O lançamento:  PT lança Haddad em megaevento com ataques a Serra

AE
Ausência de Marta Suplicy em lançamento da candidatura de Haddad foi alvo de muitas crítica no PT

Marta, que tem dado sinais seguidos de rebeldia desde que foi obrigada a abrir mão em nome de Haddad, havia confirmado presença ao presidente do diretório municipal, Antonio Donato, mas não apareceu nem deu explicações.
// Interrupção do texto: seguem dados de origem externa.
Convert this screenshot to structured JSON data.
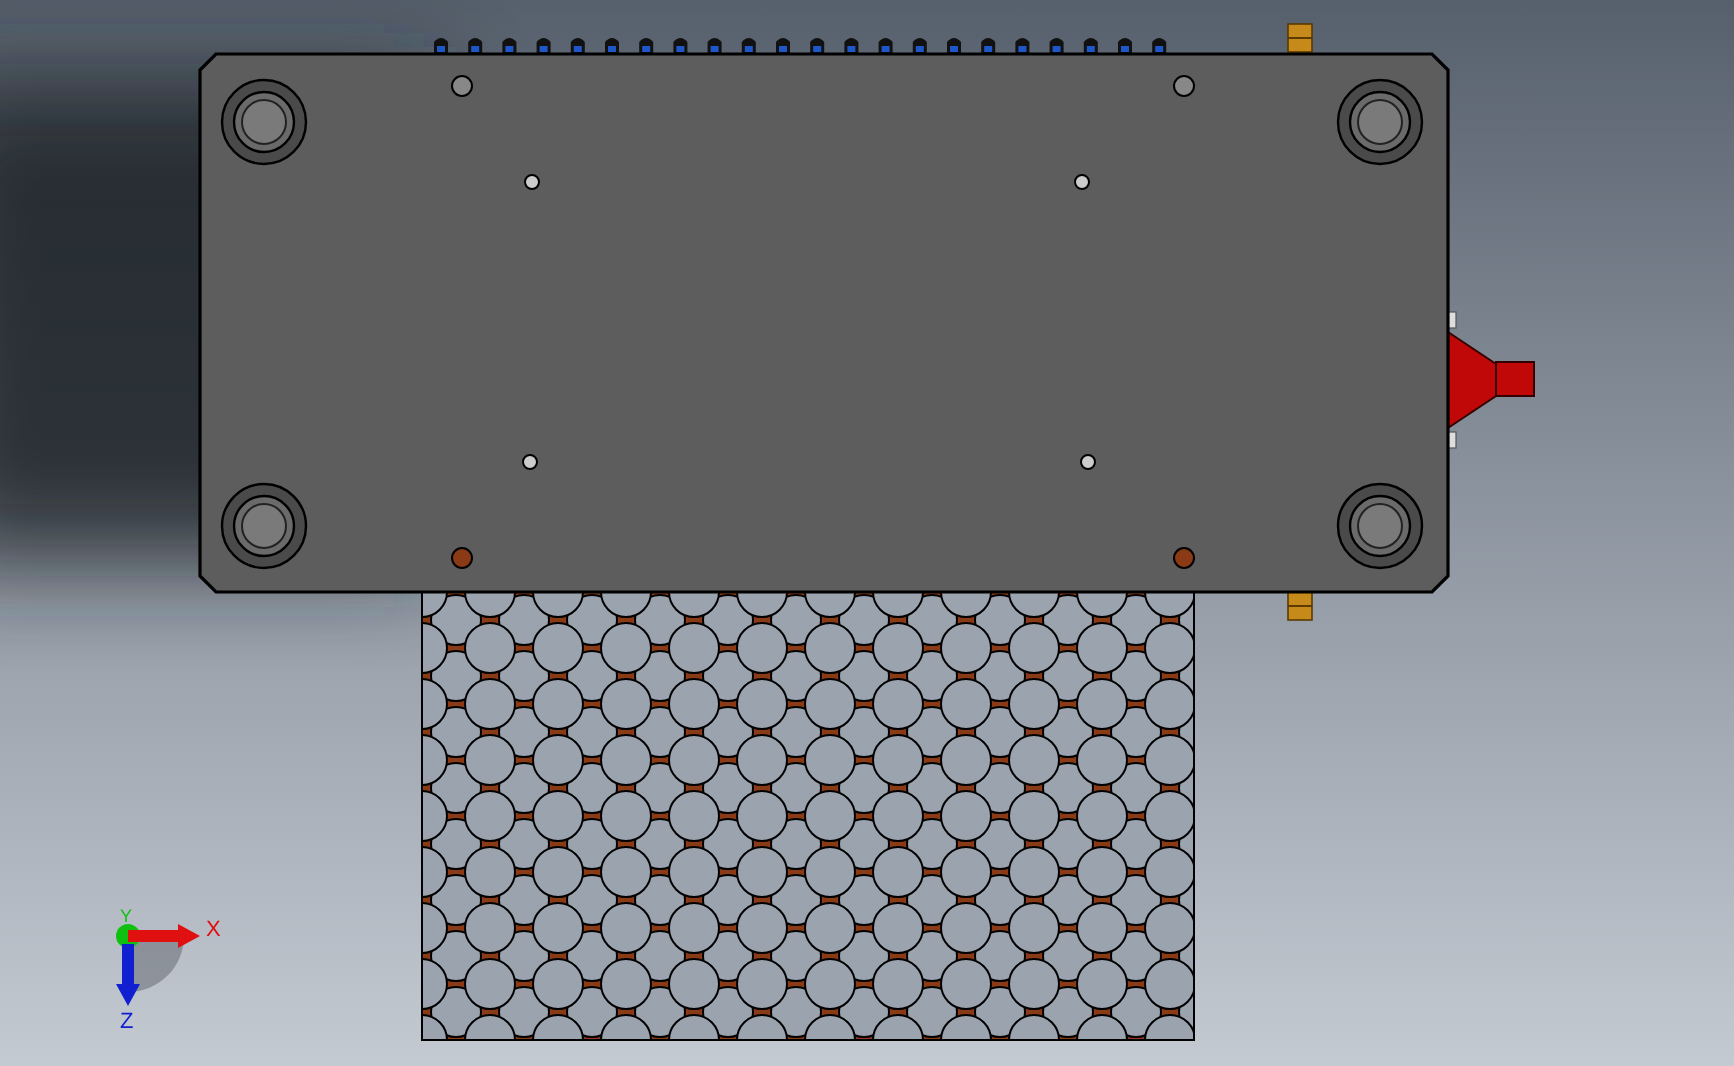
{
  "viewport": {
    "triad": [
      {
        "kind": "y",
        "label": "Y",
        "color": "#10c010"
      },
      {
        "kind": "x",
        "label": "X",
        "color": "#e01010"
      },
      {
        "kind": "z",
        "label": "Z",
        "color": "#1020d0"
      }
    ]
  }
}
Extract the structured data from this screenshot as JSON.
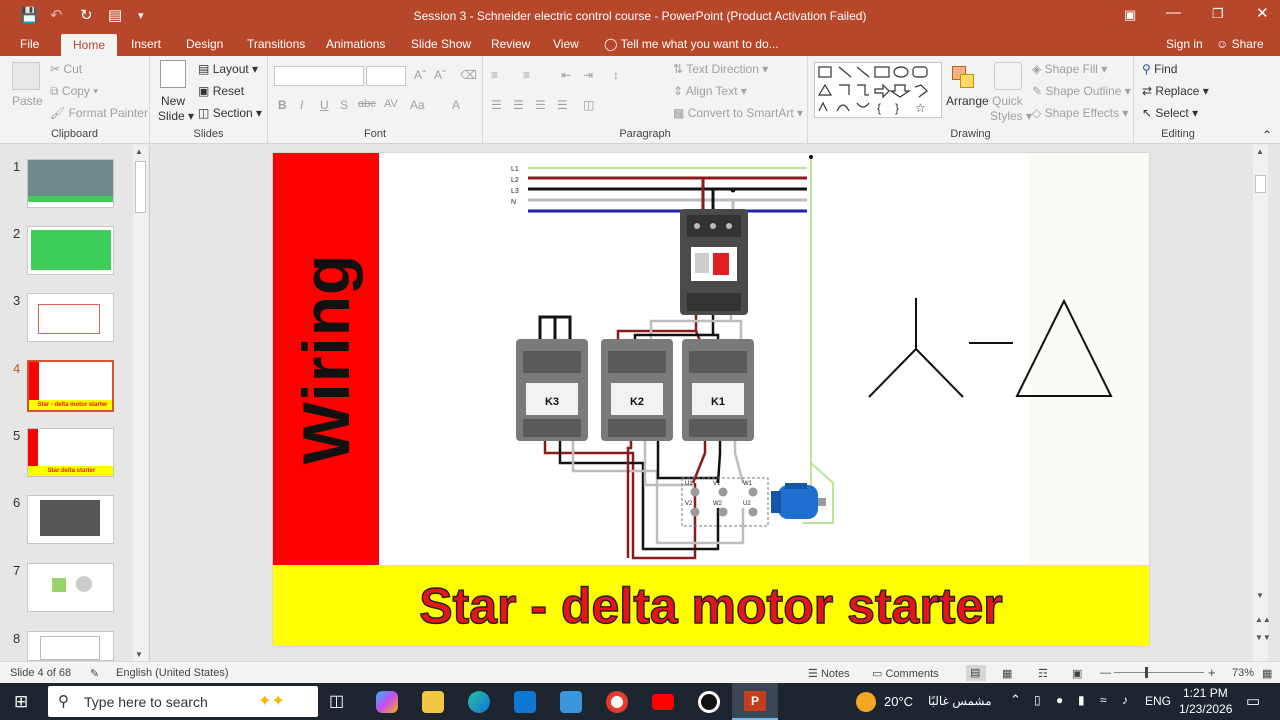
{
  "window": {
    "title": "Session 3 - Schneider electric control course - PowerPoint (Product Activation Failed)"
  },
  "tabs": [
    "File",
    "Home",
    "Insert",
    "Design",
    "Transitions",
    "Animations",
    "Slide Show",
    "Review",
    "View"
  ],
  "tell_me": "Tell me what you want to do...",
  "account": {
    "signin": "Sign in",
    "share": "Share"
  },
  "ribbon": {
    "clipboard": {
      "label": "Clipboard",
      "paste": "Paste",
      "cut": "Cut",
      "copy": "Copy",
      "format_painter": "Format Painter"
    },
    "slides": {
      "label": "Slides",
      "new_slide_1": "New",
      "new_slide_2": "Slide",
      "layout": "Layout",
      "reset": "Reset",
      "section": "Section"
    },
    "font": {
      "label": "Font",
      "bold": "B",
      "italic": "I",
      "underline": "U",
      "shadow": "S",
      "strike": "abc",
      "spacing": "AV",
      "case": "Aa",
      "color": "A"
    },
    "paragraph": {
      "label": "Paragraph",
      "text_direction": "Text Direction",
      "align_text": "Align Text",
      "convert_smartart": "Convert to SmartArt"
    },
    "drawing": {
      "label": "Drawing",
      "arrange": "Arrange",
      "quick_styles_1": "Quick",
      "quick_styles_2": "Styles",
      "shape_fill": "Shape Fill",
      "shape_outline": "Shape Outline",
      "shape_effects": "Shape Effects"
    },
    "editing": {
      "label": "Editing",
      "find": "Find",
      "replace": "Replace",
      "select": "Select"
    }
  },
  "thumbnails": {
    "numbers": [
      "1",
      "2",
      "3",
      "4",
      "5",
      "6",
      "7",
      "8"
    ],
    "selected": "4",
    "slide4_caption": "Star - delta motor starter",
    "slide5_caption": "Star delta starter"
  },
  "slide": {
    "side_label": "Wiring",
    "banner": "Star - delta motor starter",
    "lines": [
      "L1",
      "L2",
      "L3",
      "N"
    ],
    "contactors": [
      "K3",
      "K2",
      "K1"
    ],
    "terminals": [
      "U1",
      "V1",
      "W1",
      "V2",
      "W2",
      "U2"
    ]
  },
  "status": {
    "slide_count": "Slide 4 of 68",
    "language": "English (United States)",
    "notes": "Notes",
    "comments": "Comments",
    "zoom": "73%"
  },
  "taskbar": {
    "search_placeholder": "Type here to search",
    "weather_temp": "20°C",
    "weather_desc": "مشمس غالبًا",
    "lang": "ENG",
    "time": "1:21 PM",
    "date": "1/23/2026"
  },
  "colors": {
    "accent": "#b7472a",
    "slide_red": "#ff0000",
    "banner_yellow": "#ffff00",
    "banner_text": "#e8141c"
  }
}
A expectativa era que Marta brilhasse ao lado de Lula e Haddad dando fim às divergências. Sua gestão foi alvo de elogios de todos os oradores. Ela chegou a ser escalada para falar e foi aguardada até o último momento. Haddad sentiu a ausência. “Fiquei chateado. Todos nós gostaríamos que ela estivesse aqui”, disse ele.
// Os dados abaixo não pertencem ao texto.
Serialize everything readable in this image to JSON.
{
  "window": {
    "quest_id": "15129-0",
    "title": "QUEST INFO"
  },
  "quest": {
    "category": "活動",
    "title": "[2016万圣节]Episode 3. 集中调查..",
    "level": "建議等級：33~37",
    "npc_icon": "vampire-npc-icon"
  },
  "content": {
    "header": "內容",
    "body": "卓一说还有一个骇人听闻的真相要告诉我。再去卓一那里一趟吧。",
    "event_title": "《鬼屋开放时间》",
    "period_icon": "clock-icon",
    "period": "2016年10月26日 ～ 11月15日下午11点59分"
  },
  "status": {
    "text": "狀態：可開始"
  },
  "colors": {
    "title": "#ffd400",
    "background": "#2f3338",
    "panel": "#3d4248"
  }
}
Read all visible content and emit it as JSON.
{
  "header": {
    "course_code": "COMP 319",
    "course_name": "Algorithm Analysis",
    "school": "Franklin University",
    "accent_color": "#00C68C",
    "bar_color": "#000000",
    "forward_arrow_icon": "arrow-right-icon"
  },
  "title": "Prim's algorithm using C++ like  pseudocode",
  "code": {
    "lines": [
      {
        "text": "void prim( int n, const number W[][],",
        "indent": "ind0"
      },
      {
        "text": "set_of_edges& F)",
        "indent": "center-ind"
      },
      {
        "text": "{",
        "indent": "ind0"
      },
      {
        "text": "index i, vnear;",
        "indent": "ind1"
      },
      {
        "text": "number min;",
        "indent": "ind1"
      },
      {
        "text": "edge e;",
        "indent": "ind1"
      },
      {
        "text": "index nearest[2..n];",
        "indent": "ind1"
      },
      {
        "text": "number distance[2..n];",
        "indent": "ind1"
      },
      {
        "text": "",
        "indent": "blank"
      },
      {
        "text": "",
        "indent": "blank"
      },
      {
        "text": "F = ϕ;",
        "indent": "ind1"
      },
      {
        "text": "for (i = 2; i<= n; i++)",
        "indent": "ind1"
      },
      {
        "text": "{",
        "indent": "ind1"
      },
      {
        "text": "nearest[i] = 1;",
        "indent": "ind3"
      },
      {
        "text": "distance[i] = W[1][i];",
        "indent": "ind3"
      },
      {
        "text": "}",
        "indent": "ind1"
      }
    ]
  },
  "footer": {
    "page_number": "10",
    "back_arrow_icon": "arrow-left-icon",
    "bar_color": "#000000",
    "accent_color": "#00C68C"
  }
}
O candidato foi obrigado a mudar o discurso na última hora em função da ausência. No texto original ele diria: “O que significa ser apoiado por Marta Suplicy? Significa ser apoiado por uma prefeita que em pouco tempo tirou São Paulo do caos, reergueu nossa cidade e inaugurou uma nova forma de governar”.
No final acabou dizendo: “o que significa ser apoiado por aqueles presentes e ausentes que participaram da gestão de Marta Suplicy? Significa ser apoiado por uma equipe...”.
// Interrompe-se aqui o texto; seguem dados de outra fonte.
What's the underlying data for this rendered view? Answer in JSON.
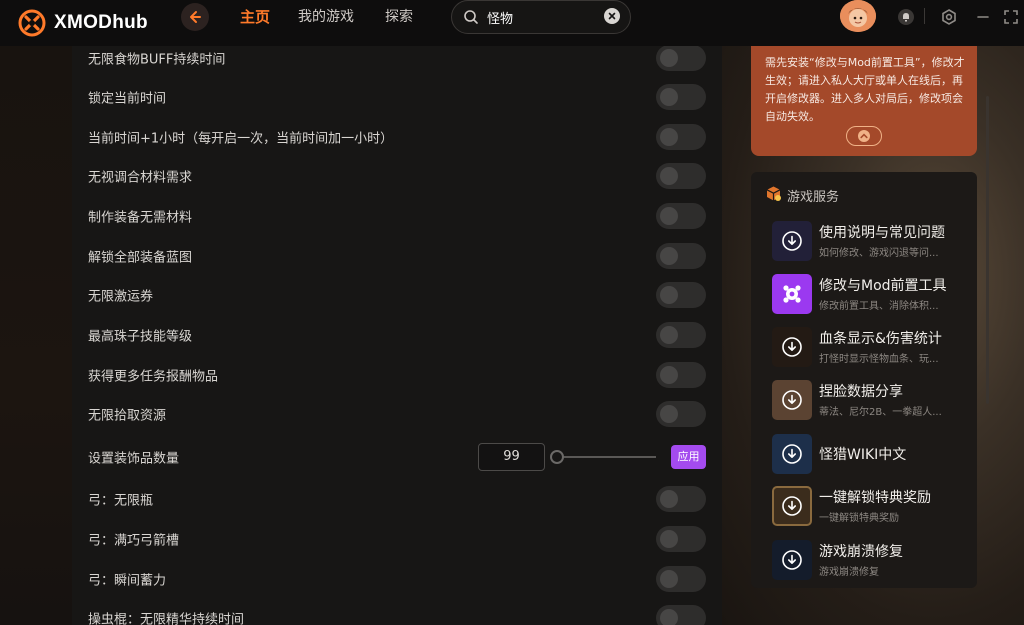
{
  "app": {
    "logo_text": "XMODhub"
  },
  "nav": {
    "tabs": [
      {
        "label": "主页"
      },
      {
        "label": "我的游戏"
      },
      {
        "label": "探索"
      }
    ]
  },
  "search": {
    "value": "怪物"
  },
  "settings": {
    "rows": [
      {
        "label": "无限食物BUFF持续时间"
      },
      {
        "label": "锁定当前时间"
      },
      {
        "label": "当前时间+1小时（每开启一次，当前时间加一小时）"
      },
      {
        "label": "无视调合材料需求"
      },
      {
        "label": "制作装备无需材料"
      },
      {
        "label": "解锁全部装备蓝图"
      },
      {
        "label": "无限激运券"
      },
      {
        "label": "最高珠子技能等级"
      },
      {
        "label": "获得更多任务报酬物品"
      },
      {
        "label": "无限拾取资源"
      },
      {
        "label": "设置装饰品数量",
        "value": "99",
        "apply_label": "应用"
      },
      {
        "label": "弓：无限瓶"
      },
      {
        "label": "弓：满巧弓箭槽"
      },
      {
        "label": "弓：瞬间蓄力"
      },
      {
        "label": "操虫棍：无限精华持续时间"
      }
    ]
  },
  "notice": {
    "text": "需先安装“修改与Mod前置工具”，修改才生效；请进入私人大厅或单人在线后，再开启修改器。进入多人对局后，修改项会自动失效。"
  },
  "services": {
    "title": "游戏服务",
    "items": [
      {
        "title": "使用说明与常见问题",
        "subtitle": "如何修改、游戏闪退等问..."
      },
      {
        "title": "修改与Mod前置工具",
        "subtitle": "修改前置工具、消除体积..."
      },
      {
        "title": "血条显示&伤害统计",
        "subtitle": "打怪时显示怪物血条、玩..."
      },
      {
        "title": "捏脸数据分享",
        "subtitle": "蒂法、尼尔2B、一拳超人..."
      },
      {
        "title": "怪猎WIKI中文",
        "subtitle": ""
      },
      {
        "title": "一键解锁特典奖励",
        "subtitle": "一键解锁特典奖励"
      },
      {
        "title": "游戏崩溃修复",
        "subtitle": "游戏崩溃修复"
      }
    ]
  },
  "colors": {
    "accent": "#ff7a2a",
    "apply": "#a44bef",
    "notice_bg": "#a4492a"
  }
}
Lula não foi o único a ficar irritado. Sob o compromisso de não terem seus nomes publicados, líderes petistas não pouparam críticas à senadora. “Se ela ainda tinha alguma moral no PT perdeu hoje”, disse um deputado. “A participação dela é igual à força que ela tem hoje no PT. Ou seja, nada”, afirmou um prefeito. “O que ela fez hoje foi um ato de traição. Se não queria vir, não deveria ter confirmado presença”, reclamou um dirigente. “Foi uma afronta. Mais uma. A maior e a pior”, disse, exaltado, um vereador.

Nem a senadora nem sua assessoria atenderam ligações hoje. O senador Eduardo Suplicy, ex-marido de Marta, chegou a telefonar de seu próprio celular a pedido de jornalistas mas a chamada caiu na caixa postal. Além disso, Suplicy mandou uma mensagem de texto para a ex-prefeita. “Marta, você está sendo muito aguardada no evento”. Ela não respondeu.